Little Nemo (Marchand)
Je ne connaissais pas le personnage de Little Nemo. Cette série m'a donc permis de découvrir l'univers du personnage de Winsor Mc Cay et de jeter un œil intéressé sur la galerie de l'œuvre originale. J'ai lu les deux premiers ouvrages de Marchand et Moebius et je ne pense pas rechercher la suite. En effet j'ai été bien déçu par l'adaptation de ces deux auteurs . Ainsi j'ai trouvé le scénario assez plat, présentant des longueurs et un manque d'originalité assez pénalisant pour le dynamisme de la lecture. Mais surtout quand je compare les graphismes de l'œuvre originale avec celui de Marchand je trouve que l'on est complétement sorti de la féérie de l'univers du personnage. Ce graphisme très classique et daté 90's s'inscrit dans la tendance de ces années mais je le trouve bien fade pour traduire le rêve et l'imagination . Une déception.

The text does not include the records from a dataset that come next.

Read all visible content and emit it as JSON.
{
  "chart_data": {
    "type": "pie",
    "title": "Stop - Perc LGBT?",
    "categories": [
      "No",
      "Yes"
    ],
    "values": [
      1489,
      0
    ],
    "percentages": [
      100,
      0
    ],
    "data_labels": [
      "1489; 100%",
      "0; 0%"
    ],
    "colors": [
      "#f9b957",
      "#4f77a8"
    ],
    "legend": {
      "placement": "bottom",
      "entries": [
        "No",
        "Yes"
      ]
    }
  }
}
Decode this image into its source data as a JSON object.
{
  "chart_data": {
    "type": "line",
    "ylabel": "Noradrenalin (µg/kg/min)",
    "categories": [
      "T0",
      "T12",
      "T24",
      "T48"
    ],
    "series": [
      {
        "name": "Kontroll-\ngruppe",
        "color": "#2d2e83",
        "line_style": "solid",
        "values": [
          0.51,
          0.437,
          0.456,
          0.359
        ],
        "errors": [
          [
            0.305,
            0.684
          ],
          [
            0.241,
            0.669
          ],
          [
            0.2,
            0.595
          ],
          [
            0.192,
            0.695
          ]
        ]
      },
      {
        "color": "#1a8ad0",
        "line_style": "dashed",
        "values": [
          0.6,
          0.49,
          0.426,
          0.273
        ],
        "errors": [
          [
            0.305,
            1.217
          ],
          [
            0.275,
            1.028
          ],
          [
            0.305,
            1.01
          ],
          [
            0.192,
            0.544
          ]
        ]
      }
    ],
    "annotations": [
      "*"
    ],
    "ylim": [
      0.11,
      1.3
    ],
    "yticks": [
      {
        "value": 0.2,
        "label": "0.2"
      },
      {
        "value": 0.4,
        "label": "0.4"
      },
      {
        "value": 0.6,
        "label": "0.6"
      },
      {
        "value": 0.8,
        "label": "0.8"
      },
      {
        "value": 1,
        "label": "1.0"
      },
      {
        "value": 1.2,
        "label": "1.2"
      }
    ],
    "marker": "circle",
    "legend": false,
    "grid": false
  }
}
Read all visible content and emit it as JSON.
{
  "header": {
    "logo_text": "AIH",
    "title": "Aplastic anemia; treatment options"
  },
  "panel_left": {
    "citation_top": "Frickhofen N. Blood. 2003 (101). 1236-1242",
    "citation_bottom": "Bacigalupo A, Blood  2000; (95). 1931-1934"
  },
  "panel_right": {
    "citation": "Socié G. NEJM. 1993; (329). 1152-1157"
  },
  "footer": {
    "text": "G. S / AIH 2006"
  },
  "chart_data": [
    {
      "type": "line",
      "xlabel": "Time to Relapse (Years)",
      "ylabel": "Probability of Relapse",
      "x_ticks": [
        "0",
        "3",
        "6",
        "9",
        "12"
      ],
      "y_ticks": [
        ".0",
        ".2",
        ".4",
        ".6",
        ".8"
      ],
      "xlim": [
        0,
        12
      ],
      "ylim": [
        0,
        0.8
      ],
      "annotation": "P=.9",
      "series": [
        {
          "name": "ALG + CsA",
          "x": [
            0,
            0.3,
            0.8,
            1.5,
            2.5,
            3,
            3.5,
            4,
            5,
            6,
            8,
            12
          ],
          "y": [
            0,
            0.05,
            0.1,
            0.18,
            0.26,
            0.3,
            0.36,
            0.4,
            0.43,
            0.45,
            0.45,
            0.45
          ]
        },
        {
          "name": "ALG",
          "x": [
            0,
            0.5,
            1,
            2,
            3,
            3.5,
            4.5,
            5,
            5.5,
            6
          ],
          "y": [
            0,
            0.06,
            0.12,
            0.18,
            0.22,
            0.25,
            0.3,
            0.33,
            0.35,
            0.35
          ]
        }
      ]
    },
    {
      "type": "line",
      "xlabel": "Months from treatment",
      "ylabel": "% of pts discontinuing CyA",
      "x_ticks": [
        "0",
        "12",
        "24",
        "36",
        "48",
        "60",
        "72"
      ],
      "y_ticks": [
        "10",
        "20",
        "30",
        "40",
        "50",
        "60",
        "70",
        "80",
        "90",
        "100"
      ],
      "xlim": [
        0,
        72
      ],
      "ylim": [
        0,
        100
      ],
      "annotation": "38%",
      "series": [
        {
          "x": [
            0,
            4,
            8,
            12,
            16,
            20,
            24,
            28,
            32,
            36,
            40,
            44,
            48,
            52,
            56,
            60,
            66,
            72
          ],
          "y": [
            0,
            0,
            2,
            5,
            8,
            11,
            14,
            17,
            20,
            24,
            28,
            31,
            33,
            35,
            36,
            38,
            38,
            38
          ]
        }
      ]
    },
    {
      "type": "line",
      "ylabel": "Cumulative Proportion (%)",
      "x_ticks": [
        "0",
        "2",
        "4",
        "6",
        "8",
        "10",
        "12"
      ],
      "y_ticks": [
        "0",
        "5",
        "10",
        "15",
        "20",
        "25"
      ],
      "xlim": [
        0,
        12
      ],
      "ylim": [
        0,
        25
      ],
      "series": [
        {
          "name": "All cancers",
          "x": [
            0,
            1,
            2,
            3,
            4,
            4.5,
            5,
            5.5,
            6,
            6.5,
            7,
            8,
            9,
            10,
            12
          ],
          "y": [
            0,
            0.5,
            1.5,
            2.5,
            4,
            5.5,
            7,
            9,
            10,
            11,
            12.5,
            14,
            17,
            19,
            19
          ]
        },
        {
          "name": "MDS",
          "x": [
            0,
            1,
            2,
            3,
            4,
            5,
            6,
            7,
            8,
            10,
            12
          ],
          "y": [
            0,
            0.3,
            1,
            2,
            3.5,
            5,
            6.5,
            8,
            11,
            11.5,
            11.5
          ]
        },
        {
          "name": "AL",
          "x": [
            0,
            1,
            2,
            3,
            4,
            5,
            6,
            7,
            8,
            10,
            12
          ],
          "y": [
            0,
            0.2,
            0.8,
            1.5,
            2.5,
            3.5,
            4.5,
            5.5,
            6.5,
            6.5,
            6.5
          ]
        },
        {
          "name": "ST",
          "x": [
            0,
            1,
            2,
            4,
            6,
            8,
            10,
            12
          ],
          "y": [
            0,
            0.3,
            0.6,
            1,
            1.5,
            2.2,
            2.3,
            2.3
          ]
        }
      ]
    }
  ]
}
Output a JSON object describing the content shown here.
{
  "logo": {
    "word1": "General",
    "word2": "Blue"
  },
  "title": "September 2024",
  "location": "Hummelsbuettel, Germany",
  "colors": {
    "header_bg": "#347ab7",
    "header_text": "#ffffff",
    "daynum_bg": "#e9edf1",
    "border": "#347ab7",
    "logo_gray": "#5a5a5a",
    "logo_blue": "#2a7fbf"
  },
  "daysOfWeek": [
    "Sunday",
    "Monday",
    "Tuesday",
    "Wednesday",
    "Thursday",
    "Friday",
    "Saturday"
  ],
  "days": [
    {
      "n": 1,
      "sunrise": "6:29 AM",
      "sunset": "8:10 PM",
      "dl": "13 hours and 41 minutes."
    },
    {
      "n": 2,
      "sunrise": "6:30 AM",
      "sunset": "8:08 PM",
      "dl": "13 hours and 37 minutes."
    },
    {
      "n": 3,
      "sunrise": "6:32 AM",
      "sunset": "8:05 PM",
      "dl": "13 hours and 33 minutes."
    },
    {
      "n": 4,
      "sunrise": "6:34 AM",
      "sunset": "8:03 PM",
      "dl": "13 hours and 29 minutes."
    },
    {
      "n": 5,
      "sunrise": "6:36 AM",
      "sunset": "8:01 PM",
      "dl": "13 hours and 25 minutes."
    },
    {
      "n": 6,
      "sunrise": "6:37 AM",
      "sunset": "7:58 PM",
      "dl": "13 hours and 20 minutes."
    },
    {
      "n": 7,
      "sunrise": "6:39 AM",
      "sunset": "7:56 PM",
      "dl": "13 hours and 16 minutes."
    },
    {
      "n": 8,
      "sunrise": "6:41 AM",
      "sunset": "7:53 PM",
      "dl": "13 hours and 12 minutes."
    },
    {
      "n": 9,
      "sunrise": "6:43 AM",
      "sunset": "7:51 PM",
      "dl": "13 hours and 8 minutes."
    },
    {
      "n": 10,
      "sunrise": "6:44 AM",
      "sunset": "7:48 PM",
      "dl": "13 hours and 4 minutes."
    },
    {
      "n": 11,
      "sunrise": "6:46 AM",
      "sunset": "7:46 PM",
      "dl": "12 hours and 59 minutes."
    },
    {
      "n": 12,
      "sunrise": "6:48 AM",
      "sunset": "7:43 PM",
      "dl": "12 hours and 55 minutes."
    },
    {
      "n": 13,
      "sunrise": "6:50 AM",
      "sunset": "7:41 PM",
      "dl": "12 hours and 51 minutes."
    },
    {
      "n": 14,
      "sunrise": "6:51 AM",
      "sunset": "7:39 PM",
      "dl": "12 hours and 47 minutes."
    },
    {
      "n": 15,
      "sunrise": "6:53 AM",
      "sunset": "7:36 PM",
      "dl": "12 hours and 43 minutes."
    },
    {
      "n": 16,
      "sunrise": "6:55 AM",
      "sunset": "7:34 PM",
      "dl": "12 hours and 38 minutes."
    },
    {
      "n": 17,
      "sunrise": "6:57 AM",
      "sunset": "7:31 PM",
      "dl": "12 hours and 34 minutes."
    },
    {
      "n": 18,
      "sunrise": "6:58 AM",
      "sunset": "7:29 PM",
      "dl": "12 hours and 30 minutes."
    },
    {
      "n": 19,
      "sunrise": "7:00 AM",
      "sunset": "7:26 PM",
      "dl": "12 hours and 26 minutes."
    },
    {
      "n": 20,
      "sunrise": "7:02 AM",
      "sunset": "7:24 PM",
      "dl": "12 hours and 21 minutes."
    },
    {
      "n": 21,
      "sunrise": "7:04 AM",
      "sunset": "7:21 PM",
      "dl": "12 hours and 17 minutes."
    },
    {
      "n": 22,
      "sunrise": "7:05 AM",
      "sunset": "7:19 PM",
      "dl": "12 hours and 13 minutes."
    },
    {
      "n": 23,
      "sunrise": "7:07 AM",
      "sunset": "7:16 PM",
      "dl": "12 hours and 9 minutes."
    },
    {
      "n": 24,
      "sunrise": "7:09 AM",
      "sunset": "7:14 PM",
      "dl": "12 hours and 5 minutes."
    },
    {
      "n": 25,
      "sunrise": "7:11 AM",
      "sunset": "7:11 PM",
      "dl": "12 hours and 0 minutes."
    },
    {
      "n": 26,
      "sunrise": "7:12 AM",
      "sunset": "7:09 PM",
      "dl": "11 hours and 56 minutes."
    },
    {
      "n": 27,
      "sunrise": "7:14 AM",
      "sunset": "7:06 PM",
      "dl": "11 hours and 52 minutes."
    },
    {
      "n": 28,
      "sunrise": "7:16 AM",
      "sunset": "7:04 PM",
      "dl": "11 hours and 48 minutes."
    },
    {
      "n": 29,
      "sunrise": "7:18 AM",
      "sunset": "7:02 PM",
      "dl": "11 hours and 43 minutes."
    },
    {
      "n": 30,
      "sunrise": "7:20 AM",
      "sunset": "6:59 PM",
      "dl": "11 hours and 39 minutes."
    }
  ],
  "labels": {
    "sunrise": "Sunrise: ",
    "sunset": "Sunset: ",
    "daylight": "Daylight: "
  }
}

Si les hommes avaient leurs règles
Cette BD part d'une excellente idée, inspirée d'un essai d'anthropologie fictive de 1978 qui imaginait que si les hommes avaient leurs règles, celles-ci seraient une source de fierté, de rituels virils, de privilèges et d'exclusion des femmes. L'essai montrait par contraste comment un fait biologique neutre est socialement construit comme une faiblesse lorsqu'il concerne les femmes. Je trouve cette idée particulièrement juste (et je n'y avais jamais pensé auparavant) : dans une société patriarcale comme la nôtre, si les règles étaient masculines, elles auraient probablement été élevées au rang de preuve de courage et de virilité, au même titre que les fameuses "couilles". À partir de cette base, les auteurs imaginent des saynètes disséminées dans l'histoire humaine, montrant comment la société serait bâtie si ses dirigeants masculins avaient leurs règles chaque mois, avec douleurs, sautes hormonales et même endométriose. Le début de l'album fonctionne très bien : les gags sont drôles, la mise en scène efficace et l'humour percutant. En même temps, cela pousse à réfléchir sur la manière dont un même phénomène peut être perçu de façon totalement différente selon le regard social qui le glorifie ou le stigmatise. Le problème, c'est que le concept s'essouffle. Malgré des efforts visibles pour varier les situations et ancrer les saynètes dans différentes circonstances bien documentées, l'album devient vite redondant. On trouve bien quelques sujets de gags différent (le concours de révérences des officiers anglais et français m'a fait rire), mais pas assez pour compenser un sentiment de lassitude face à ce fil rouge trop répétitif. Une très bonne idée de départ, bien mise en scène au début, qui combine humour et réflexion sociétale, mais qui finit par tourner un peu en rond et peine à maintenir son rythme sur la longueur d'un album entier.